In previous testimony on Capital Hill, General Kelly has warned that Russia is a threat to United States leadership in the Western Hemisphere – contradicting President-elect Donald Trump’s views. He has argued that under President Vladimir V. Putin, Russia had returned to Cold War tactics to challenge the United States in Central and South America. Critics have raised concerns about remarks Kelly has made in recent years on border security. His tough stance on border control is likely the reason he Trump picked him. Kelly has repeatedly voiced concerns about the threat of narco terrorism, where terrorists could use known drug smuggling routes to send operatives to the United States through Mexico. According to Kelly, due to the geographic proximity, trade, culture, immigration, and the environment, no other part of the world has a greater impact on the daily lives of Americans, In 2014, during testimony before the Senate Armed Services Committee, Kelly told lawmakers that 500,000 Americans “have died from narcoterrorism” since 9/11, a gross exaggeration. (PDF) The findings of a 2014 study supported by the U.S. Department of Homeland Security concluded that since the 9/11 terrorist attacks, less than one thousand Americans have died in any form of terrorism related incidents. A third of the 40,000 Americans killed by drugs annually do not die, as Kelly claimed, from drugs coming into the U.S. across the southern border, but from overdoses of legally prescription drugs. Kelly also claimed one of his top priorities was continuing humane and dignified detention operations at Guantanamo.

Since the agency’s creation, there have been four previous DHS secretaries. Kelly, who is expected to be confirmed will become the first non-civilian to head the department. Experience wise, Kelly is the most qualified nominee for the position to date. Tom Ridge, the first DHS Secretary, the twice elected Governor of Pennsylvania also had military experience, He served as an infantry staff sergeant in Vietnam, earning the Bronze Star for Valor. Ridge is best known for the original color-coded terror alerts. The second DHS Secretary, Michael Chertoff was best known for creating a risk based analysis for predicting likely terrorist targets, a formula that placed a petting zoo in Cleveland at the top of the list. Janet Napolitano, former governor of Arizona was the nation’s third DHS secretary. She managed to not mention the word “terrorism” during her first testimony on Capitol Hill.
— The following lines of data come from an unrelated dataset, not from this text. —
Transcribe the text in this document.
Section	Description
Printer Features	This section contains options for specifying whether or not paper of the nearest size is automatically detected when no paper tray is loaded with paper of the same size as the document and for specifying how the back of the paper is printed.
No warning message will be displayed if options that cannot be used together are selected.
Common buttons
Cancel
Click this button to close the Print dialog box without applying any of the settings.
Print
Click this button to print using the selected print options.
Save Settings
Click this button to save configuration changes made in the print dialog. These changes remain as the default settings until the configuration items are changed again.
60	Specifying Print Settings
Two years later, Napolitano warned lawmakers about the evolving threat posed by the “homegrown terrorist,” and is best known for expanding the “If You See Something, Say Something” public awareness campaign to much of the nation’s critical infrastructure — including sports stadiums, railways, movie theaters and shopping malls. Current DHS Secretary, Jeh Johnson inherited a mess. The agency;s employees continue to struggle with low morale. His efforts to bridge the growing gap between the Muslim American community and the rest of America as Donald Trump’s campaign of hate and fear continues to divide the nation is commendable.